Part 23

11.4K 804 17
                                    

11.52 PM

Seorang pemuda terlihat berlari tergesa-gesa di koridor rumah sakit yang kini tak terlalu ramai karena sudah tengah malam. Pemuda itu berlari tergesa-gesa dengan wajah yang kacau dan tersirat akan kekhawatiran. Pemuda itu adalah Davin, tadi saat dia sedang di kamar mengerjakan tugas kuliahnya, Davin mendapat telfon dari Rano yang mengabarkan kalau Devon kecelakaan dan keadaannya kritis. Dengan segera, Davin pun langsung pergi menuju rumah sakit yang di beri tahu oleh Rano.

Saat sudah sampai di lantai tiga, Davin mengedarkan pandangannya ke seluruh sudut rumah sakit untuk mencari Arka ataupun Rano yang katanya sedang menunggu di depan ruangan Devon yang ada di lantai tiga.

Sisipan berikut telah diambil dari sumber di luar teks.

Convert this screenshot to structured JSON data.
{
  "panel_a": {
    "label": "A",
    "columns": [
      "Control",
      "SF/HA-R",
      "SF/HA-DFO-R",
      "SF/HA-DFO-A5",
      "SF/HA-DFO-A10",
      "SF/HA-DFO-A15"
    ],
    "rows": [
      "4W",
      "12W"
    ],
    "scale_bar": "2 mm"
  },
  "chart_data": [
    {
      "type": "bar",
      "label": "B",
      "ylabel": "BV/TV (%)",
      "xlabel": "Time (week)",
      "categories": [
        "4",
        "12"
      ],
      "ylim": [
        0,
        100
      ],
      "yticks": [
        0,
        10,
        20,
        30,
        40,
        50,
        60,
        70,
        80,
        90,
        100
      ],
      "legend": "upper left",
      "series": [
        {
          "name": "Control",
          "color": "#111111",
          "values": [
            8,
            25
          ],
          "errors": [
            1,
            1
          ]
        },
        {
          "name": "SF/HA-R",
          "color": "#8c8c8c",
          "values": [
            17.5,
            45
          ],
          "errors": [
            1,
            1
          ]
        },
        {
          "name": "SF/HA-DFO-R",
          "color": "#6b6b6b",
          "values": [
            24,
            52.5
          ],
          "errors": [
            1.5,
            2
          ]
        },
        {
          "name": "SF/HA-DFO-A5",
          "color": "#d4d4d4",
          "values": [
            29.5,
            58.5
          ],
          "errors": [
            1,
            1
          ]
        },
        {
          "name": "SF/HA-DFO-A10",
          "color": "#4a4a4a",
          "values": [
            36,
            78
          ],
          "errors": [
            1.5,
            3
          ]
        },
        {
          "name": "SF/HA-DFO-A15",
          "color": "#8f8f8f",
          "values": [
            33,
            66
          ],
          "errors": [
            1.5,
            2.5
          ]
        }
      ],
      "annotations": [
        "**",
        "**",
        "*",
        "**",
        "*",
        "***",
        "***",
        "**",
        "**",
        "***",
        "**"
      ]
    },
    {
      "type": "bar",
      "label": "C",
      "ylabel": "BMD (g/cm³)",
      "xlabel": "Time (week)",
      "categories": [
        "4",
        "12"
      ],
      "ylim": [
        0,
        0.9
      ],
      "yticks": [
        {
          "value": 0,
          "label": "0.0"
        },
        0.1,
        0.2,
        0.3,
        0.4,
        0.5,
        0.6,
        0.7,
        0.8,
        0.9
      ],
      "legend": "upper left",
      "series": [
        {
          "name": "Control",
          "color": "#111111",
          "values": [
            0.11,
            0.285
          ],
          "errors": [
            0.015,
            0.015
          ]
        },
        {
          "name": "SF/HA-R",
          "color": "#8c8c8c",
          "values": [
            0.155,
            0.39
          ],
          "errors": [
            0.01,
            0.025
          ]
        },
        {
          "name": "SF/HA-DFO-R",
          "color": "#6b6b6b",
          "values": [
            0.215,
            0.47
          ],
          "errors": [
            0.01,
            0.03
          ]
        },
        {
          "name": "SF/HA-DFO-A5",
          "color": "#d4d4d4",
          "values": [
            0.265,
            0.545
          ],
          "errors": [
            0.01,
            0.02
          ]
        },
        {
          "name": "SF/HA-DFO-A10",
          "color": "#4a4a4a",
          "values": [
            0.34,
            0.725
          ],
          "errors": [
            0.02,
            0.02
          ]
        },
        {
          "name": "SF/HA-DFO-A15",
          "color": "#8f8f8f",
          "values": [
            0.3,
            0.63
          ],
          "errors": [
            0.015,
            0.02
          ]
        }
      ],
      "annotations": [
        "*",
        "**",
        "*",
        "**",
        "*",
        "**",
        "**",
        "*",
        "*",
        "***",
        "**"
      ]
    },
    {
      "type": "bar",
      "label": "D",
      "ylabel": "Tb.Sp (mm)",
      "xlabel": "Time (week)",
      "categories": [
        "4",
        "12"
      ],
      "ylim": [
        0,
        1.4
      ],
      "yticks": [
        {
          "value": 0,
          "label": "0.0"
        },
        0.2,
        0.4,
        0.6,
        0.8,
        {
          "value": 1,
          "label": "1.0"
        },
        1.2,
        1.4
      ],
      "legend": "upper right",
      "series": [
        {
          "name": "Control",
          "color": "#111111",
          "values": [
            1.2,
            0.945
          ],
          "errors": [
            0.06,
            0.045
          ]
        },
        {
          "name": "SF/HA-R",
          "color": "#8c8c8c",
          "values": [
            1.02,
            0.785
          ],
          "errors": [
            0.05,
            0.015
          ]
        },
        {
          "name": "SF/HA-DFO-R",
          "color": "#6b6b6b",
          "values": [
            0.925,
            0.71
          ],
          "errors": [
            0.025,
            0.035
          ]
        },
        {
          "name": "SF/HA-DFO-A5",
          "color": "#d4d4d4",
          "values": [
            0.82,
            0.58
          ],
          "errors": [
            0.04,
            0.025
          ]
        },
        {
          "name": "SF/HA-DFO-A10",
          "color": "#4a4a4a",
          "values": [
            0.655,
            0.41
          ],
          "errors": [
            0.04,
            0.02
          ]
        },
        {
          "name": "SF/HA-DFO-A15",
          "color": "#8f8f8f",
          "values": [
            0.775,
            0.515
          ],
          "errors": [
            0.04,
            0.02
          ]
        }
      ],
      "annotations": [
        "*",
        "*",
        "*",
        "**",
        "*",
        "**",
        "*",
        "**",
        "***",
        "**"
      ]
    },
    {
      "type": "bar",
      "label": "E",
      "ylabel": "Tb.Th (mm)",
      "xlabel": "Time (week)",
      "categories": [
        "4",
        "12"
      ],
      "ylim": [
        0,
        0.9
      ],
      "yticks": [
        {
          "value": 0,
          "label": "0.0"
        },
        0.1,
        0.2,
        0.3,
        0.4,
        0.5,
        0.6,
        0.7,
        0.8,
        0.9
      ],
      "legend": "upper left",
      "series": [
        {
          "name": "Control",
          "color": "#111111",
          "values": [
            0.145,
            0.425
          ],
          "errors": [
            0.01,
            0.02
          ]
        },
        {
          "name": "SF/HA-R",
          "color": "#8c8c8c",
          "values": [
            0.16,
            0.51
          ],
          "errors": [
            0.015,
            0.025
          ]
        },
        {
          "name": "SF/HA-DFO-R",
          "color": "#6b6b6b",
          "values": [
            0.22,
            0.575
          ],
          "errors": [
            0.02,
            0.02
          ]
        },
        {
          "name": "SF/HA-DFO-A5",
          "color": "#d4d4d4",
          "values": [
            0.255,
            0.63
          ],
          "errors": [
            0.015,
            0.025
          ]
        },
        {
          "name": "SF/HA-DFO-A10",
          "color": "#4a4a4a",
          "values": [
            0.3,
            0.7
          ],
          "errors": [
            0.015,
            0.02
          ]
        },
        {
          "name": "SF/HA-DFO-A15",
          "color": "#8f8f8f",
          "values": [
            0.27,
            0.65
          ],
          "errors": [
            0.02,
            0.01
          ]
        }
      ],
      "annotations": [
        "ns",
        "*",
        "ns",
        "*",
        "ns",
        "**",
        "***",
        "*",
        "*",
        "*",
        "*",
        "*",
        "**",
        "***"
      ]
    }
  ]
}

Saat Davin menengok ke arah kiri, terlihatlah Arka yang berdiri dengan tubuhnya yang dia sandarkan di dinding dengan wajahnya yang kacau, dan Rano yang duduk di kursi tunggu dengan kepala yang dia tundukkan dengan tangan sebagai penyangganya dan rambut yang acak-acakan.

Tanpa fikir panjang, Davin segera berlari menuju Arka dan Rano.
"Ar, Ran, gimana keadaan Devon?" tanya Davin saat sudah berdiri di samping Arka dan masih berusaha menetralkan nafasnya yang tak beraturan karena berlari.
"Devon masih kritis Bang, dia belum dapet donor darah, soalnya stok golongan darah AB di rumah sakit ini lagi kosong." jelas Arka sedih.

"Di antara kalian berdua nggak ada yang golongan darahnya sama kayak Devon?" tanya Davin menatap Arka dan Rano serius. Arka dan Rano hanya menggelengkan kepalanya dengan lemas.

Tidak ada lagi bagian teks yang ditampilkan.